How is COPD diagnosed?

With a simple painless test called spirometry. It measures how fast and how much you can blow air out of your lungs.

People with COPD suffer obstructed breathing. Generally, they have relatively well maintained volume in their lungs, but they cannot get the air in and out fast. Obstruction also happens in asthma, but in asthma, it is reversible.

What is the difference between COPD and asthma?

Asthma tends to start at a younger age. If you start to get breathless after 40, then you need to be thinking it is COPD. If you have been smoking for 15 or 20 years, then it’s very likely to be COPD.

It can still be asthma because the symptoms are similar – breathlessness, cough and wheeze.

The little difference is that COPD symptoms tend to stay and progress over time, whereas asthma may come and go. About one in six people with COPD have some degree of asthma-like illness. So, it is important to ascertain whether a patient has just COPD or COPD and asthma.

The treatments are quite different. Asthma requires anti-inflammatory therapy whereas the main treatment for COPD is bronchodilators to open up the lungs.

What is it like to be a COPD sufferer?

A good way to imagine is to breathe in once, twice, three times, and keep breathing in to completely fill the lungs up, but you cannot empty the air out.

The worst time of the day for a patient is first thing in the morning because you have been lying flat. Even for normal people, getting ready for the day is pretty tough – get out of bed, take a shower and dress. COPD patients can’t do these all in one go, they have to stop and rest frequently. Mornings are really very, very tough times for them.

Some patients may stop exercising and give up work prematurely.

What are the treatments currently available for COPD?

There is no cure for COPD, but early intervention works much better because in the early stage, the deterioration occurs faster. We can help patients to stop smoking, get them physically active again and start them on the right treatment.

In this way, they end up with normal lives.

With drug treatment, the most effective therapy is long-acting bronchodilators to open up the lungs. COPD patients really should be on long-acting drugs because they do reduce the number of flare-ups, and there is a study that shows they can potentially reduce mortality too.

Short-acting drugs are the least effective and do not prevent exacerbation.
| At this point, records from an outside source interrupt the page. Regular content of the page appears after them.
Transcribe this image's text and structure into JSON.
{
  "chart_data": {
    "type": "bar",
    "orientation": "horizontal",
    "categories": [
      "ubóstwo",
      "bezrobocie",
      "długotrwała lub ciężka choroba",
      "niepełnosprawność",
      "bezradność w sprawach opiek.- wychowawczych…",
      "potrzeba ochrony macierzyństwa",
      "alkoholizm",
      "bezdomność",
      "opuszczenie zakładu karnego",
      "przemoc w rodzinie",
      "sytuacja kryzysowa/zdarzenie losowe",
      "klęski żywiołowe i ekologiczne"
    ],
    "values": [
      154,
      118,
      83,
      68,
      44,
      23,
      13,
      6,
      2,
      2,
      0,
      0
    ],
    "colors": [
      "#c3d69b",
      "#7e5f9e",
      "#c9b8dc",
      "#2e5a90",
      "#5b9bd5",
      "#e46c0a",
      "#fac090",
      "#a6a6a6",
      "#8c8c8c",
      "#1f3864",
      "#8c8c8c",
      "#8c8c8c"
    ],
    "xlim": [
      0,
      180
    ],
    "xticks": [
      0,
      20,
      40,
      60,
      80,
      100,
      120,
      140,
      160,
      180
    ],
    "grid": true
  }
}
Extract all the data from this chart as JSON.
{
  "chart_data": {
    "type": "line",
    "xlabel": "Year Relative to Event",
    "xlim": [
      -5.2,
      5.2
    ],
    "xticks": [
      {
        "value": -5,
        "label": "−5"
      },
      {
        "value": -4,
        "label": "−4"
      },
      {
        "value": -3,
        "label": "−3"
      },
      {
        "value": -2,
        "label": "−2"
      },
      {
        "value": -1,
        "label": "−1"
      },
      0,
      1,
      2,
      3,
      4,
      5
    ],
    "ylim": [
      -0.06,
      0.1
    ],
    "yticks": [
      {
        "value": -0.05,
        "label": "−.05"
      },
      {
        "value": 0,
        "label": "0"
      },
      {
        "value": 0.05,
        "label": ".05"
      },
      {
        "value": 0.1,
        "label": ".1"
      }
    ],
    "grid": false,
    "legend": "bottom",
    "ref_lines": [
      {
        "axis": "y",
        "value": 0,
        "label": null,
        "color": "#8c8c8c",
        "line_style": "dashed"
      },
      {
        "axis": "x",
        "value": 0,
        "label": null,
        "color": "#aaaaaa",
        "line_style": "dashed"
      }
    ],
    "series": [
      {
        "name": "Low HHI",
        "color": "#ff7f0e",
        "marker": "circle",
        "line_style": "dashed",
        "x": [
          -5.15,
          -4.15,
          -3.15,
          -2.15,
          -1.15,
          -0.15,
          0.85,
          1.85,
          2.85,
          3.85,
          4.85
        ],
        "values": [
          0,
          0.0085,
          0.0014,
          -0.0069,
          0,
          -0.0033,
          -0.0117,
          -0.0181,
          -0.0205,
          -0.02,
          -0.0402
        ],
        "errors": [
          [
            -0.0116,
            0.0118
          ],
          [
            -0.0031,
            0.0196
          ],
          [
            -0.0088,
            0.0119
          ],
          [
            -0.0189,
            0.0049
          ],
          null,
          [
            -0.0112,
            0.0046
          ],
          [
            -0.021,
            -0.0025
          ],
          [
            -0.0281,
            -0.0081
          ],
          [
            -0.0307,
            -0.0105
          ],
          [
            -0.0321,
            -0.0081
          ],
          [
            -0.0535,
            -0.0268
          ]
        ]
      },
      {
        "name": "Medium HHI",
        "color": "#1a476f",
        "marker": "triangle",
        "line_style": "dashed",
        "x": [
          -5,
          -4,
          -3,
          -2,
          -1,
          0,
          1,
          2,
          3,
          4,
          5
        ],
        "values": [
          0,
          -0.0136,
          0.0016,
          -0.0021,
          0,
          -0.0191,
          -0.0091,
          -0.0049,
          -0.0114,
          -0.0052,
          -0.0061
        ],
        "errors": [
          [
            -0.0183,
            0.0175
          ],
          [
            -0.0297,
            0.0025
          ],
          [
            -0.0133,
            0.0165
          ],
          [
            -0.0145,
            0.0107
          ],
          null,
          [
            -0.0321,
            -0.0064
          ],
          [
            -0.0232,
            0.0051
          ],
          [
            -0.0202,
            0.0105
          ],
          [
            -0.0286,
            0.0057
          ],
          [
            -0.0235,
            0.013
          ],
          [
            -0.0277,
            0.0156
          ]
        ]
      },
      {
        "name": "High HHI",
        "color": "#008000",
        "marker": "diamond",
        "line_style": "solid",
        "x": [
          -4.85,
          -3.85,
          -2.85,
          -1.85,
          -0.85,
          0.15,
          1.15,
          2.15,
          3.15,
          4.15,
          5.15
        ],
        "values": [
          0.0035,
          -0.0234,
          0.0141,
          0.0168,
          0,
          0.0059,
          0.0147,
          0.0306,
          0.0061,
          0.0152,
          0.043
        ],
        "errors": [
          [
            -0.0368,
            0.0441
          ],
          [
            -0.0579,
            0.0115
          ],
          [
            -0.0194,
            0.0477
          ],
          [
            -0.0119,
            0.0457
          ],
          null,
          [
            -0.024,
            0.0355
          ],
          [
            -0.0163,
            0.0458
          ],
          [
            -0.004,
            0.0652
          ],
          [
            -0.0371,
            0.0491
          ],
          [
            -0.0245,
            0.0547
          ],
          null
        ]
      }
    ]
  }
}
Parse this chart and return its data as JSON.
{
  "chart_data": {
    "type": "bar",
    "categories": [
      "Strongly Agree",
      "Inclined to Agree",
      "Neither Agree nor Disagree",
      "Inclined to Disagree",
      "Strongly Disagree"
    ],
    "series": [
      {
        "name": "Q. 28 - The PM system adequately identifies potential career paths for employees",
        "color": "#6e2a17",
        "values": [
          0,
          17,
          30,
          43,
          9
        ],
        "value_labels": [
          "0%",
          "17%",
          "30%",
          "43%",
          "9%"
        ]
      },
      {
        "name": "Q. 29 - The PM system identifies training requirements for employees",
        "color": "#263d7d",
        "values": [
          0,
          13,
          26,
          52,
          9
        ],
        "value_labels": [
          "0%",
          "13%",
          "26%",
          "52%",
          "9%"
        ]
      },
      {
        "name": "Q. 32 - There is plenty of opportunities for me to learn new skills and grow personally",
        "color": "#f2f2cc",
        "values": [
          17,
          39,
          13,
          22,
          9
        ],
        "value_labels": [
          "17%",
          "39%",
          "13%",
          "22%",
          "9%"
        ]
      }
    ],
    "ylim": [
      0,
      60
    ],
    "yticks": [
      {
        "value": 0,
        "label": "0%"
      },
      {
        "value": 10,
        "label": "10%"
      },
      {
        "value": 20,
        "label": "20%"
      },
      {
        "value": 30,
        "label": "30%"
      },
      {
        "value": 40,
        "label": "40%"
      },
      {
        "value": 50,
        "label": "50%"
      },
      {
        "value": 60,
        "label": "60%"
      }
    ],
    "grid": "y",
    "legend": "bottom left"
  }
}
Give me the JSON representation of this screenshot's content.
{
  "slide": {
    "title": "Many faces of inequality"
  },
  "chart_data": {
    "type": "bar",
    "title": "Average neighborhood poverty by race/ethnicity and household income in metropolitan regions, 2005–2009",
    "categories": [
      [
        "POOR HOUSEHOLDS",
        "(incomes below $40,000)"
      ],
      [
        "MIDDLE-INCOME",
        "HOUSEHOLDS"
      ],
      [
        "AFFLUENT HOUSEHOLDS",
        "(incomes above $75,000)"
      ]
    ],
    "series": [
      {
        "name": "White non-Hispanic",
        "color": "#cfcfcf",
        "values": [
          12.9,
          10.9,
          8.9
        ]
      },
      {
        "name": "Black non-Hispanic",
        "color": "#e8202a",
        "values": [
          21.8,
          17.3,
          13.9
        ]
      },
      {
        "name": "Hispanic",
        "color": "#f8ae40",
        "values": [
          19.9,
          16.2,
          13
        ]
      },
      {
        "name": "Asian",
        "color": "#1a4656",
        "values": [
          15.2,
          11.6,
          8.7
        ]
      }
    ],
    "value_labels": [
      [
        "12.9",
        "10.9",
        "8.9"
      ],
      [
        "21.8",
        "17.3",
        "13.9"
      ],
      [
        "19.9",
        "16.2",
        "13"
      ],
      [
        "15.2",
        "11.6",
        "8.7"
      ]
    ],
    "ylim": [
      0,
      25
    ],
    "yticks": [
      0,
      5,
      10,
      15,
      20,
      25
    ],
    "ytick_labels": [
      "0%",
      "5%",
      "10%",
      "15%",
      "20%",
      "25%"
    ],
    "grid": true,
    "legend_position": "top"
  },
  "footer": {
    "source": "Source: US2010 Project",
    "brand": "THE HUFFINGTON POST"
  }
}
Long acting drugs come in two groups. One is the lama and the other is called the laba. Lama unblocks the airways while laba works on the muscles to relax the airways.

The drugs are taken separately in the morning and last for 24 hours. Some patients may require only one drug, but others need the two together to get the best effect.

Why the excitement over current research on COPD treatments?

We are quite excited that some drugs being researched might help to slow down the development of the disease. What we are going to see in the next few years is that new therapies will target both lama and laba in one inhaler. We are seeing results – improvements in the way the lungs function that is comparable to what we see in sthma.

Can you share the UK’s experience in the diagnosis and management of COPD?

The major awareness has been in the last five years. One of the things the UK government did, after a lot of pressure, was to set up a clinical strategy to help recognise the symptoms early, help doctors to diagnose early and therefore manage it better.

The strategy was drawn up by a group of primary and secondary care providers, patient representatives, government, public health, pharmacists and nurses.

We incentivise doctors to do proper spirometry. There is also a movement started by GPs called the Primary Care Respiratory Society that is very much focused on improving respiratory management in general practice. So, there has been a push from both the government and also from GPs.

We also do a lot of work on rehabilitation, helping patients make the best of their bodies. We do two things – advocacy and how to manage breathlessness and get them fit again with exercise programmes. We get patients to work together as a group.

My aim is to keep them fit, healthy and enable them to live their lives with less flare ups. I’m less focused on the mortality because what I really want is for the patients to live life to the fullest.